Susan, only a trainee tour guide, was very, very good. She told us all about how the Giant’s causeway was formed from volcanic rock, cooling quickly on the top, but much slower at the bottom, and how one crack appeared in a hexagon and before a few million years passed, all the rocks had continued to crack in that same pattern.
Finally she told the real story which was about the giant, Finn McCool. He was 54 feet (about 18m) and had a lovely wife, Mrs McCool and a son who was young. One day he spied another giant over on Scotland.
Brief diversion- on a clear day you can see Donegal to the west and on a very clear day you can see an island of Scotland. Well our day was cool and intermittently cloudy, but we could see Scotland for a five minute period and I was watching very carefully.
So the two giants got into a bit of a slanging match, about who was the best giant and the biggest giant. And one day Finn started throwing rocks at the other giant, and because he was a giant these were very big rocks and built a sort of walkway to Scotland. They call this path a causeway. He ran across it. When he found the sleeping giant in Scotland, he saw that the other giant was twice as tall as him!

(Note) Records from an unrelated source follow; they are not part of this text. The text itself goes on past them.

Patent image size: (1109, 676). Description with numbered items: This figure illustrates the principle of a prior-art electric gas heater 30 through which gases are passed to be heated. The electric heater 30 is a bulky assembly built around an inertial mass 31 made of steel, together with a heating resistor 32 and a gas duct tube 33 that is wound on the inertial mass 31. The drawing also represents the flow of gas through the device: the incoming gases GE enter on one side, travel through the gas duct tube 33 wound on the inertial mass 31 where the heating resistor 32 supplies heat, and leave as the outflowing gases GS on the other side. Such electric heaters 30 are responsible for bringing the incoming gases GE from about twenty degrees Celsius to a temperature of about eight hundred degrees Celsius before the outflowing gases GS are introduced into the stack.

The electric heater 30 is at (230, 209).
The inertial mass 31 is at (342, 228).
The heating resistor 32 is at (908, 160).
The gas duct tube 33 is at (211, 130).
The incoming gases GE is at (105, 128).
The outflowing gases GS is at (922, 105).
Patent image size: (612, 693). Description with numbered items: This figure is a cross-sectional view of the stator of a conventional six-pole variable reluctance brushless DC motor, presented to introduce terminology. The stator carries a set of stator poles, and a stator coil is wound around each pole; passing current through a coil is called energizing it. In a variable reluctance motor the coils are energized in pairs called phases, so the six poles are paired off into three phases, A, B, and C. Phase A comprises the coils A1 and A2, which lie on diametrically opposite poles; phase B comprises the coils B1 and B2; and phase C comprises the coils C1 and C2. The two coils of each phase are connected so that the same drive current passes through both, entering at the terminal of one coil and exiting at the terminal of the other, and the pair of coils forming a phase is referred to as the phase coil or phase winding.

He ran away as quick as he could, but because he slipped and got his foot wet, and giants hate getting wet, he screamed - which woke the other giant. The Scottish giant ran after him. So Finn now begged his wife to help him, and she told him to wrap a white blanket around his naked body, and lie down in the son’s cot. So when the Scottish giant arrived she said, “Oh my husband is off fishing. But would you like to see our son, who is having his nap. When the Scottish giant saw Finn dressed up as a baby, he got quite a fright. “If the baby is that big then the Irish giant must be massive, so I had better get home as quick as I can”. And in running away he caused the causeway to crumble into the sea.
So ends the tale of Finn McCool and his very clever wife.
We were very surprised at how many hundreds of people were climbing all over the rocks. But they have been there for 65 million years and only deliberate quarrying has ever harmed it.
Now the rocks are recognized as a major tourist site. This started in the late 1700s after a female artist came down to draw them.
We were very brave and walked out to nearly the end of the biggest causeway, where the sea was getting rough and the algae was looking slipprier’.